Troxell emphasized the importance of U.S. Army Africa and 173rd Airborne Brigade, both headquartered in Vicenza, in accomplishing these missions.

While he said Africa has traditionally been treated as a lower priority than the Middle East, threats like al-Shabaab and Boko Haram have started to have much broader implications, including the spread of ISIS into Africa. He emphasized this as why U.S. Army Africa is so important to the current mission and added that USARAF's efforts on the continent have allowed the U.S. to combat these violent extremist organizations. USARAF has helped pursue the mission of assisting local security forces and building partner capacity in areas that need it.

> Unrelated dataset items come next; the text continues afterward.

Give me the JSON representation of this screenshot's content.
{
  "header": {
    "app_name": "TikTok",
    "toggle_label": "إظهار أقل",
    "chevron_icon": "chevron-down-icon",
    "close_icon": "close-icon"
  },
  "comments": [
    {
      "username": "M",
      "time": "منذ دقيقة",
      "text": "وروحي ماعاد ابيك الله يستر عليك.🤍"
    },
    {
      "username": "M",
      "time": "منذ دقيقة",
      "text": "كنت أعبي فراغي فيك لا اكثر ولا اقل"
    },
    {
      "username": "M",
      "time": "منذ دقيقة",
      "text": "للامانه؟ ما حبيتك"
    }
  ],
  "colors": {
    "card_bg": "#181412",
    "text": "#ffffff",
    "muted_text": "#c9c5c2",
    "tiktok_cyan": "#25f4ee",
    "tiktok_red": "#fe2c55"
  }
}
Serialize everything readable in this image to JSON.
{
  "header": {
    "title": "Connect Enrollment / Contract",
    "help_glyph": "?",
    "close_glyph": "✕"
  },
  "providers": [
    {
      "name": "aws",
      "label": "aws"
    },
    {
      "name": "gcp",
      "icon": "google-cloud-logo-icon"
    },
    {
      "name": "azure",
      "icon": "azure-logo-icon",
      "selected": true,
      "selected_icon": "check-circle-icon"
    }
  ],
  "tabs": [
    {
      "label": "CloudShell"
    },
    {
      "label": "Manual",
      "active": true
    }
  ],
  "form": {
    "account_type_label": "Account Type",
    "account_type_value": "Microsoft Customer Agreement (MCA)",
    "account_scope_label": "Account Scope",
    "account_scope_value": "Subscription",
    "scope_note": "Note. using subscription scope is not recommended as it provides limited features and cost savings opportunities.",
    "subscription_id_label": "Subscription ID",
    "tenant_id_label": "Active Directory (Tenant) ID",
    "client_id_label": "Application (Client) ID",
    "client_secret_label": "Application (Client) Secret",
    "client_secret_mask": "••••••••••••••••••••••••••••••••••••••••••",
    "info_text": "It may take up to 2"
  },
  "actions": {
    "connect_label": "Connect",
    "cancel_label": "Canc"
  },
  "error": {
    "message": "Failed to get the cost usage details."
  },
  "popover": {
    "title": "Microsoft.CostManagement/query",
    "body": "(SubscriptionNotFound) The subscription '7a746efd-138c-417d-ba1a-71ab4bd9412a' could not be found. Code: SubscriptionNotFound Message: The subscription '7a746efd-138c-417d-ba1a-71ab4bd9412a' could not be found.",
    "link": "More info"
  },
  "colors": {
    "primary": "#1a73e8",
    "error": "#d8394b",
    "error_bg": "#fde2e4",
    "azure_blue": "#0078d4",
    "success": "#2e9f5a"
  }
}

"When you talk about mitigating risks and getting mission results, the forces under U.S. Army Africa are doing a phenomenal job," he said. "They may not have all the requisite resources they need, but they are understanding the risk. They are mitigating that risk, and they are getting after the mission down there.

"(With) my exposure to U.S. Army Africa and during my travels in Africa, I've seen nothing but great things that they're doing down there, and that they're going to continue to do."

As for operations in Europe, Troxell said having the 173rd Airborne Brigade stationed in Italy is a huge benefit in deterring foreign aggression to many eastern European countries.

"Because it's an airborne brigade and forward deployed here in Italy, this is a ready force for forced entry capability if we need it, wherever that may be. If there's some kind of contingency operation in Africa, or contingency operation in Europe, we have this forced-entry airborne brigade that can do that."

He said the 173rd has earned a reputation around the world as an elite combat brigade, through its actions in Iraq and Afghanistan.

"When we take a brigade like that and we put it as part of an enhanced forward package in Eastern Europe and partner them with countries like Latvia, Lithuania and Estonia, this is a great way to not only assure our allies, but also to deter any kind of aggression to those countries or any U.S. interest," Troxell said.

He finished by saying that both the brigade and USARAF are well positioned to face whatever conflicts they encounter, in whatever form they take. The "character of conflict" may be changing, but Vicenza units are changing right along with them to meet the challenges of the future.